I made one of these too! I decided not to use // because I use gofmt auto formatting in my editor and it puts a space between the // and the usr. This one isn't changed by gofmt:
/*usr/bin/env go run "$0" "$@"; exit;*/
- go fmt leaves it alone
- it preserves the exit code in case env or go breaks
- it "figures out" where go is, no need to hard code a path that breaks on yet another machine (where /usr/bin/env is "standard")
(
The first example:
- I'm not a big fan of the subtle extra work that the question mark in the original path imposes on the system. env is (almost) always going to be as /usr/bin/env and rarely would something else that matches exist. ls -d /?sr to see what outputs on your system. That being said, the extra work isn't very meaningful in this case...

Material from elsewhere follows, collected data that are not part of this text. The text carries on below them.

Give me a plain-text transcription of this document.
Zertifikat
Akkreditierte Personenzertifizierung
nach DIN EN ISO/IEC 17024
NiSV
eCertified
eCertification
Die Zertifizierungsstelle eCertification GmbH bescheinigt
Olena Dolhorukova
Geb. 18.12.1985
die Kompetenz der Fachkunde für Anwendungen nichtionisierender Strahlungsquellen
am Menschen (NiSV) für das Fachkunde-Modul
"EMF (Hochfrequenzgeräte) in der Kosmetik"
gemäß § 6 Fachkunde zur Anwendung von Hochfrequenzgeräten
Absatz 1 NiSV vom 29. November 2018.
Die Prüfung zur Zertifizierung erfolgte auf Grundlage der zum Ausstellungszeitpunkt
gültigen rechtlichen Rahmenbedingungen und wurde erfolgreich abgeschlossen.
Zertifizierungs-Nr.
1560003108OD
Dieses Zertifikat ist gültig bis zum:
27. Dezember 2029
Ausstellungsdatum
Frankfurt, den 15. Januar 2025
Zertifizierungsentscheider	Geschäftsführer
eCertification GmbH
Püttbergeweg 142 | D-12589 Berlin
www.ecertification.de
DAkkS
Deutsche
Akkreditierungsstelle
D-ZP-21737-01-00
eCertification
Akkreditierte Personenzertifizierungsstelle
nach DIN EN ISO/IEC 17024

- The trailing $? seems unnecessary as the final exit will convey the return code from env go regardless of if the $? is present or not
)
I wonder if bash has a way to override the default function calling mechanism. Since functions in bashrc would probably take priority, maybe something like this could be possible: (psuedo code)
```
execve(path, args) {
if path.endsWith('.go') {
go run path args
} else {
super($path, *args)
}
}
```
Then when you run `./script.go`, the function gets called and passes it so `go run`, while everything else goes through the existing execve function. That would be interesting, because then you could do this with absolutely anything.
It works, but the best in me I cannot explain fully first 3 symbols.
/*?sr/bin/env finds /usr by expanding *? to a first matching directory. But why not just /*usr/ instead?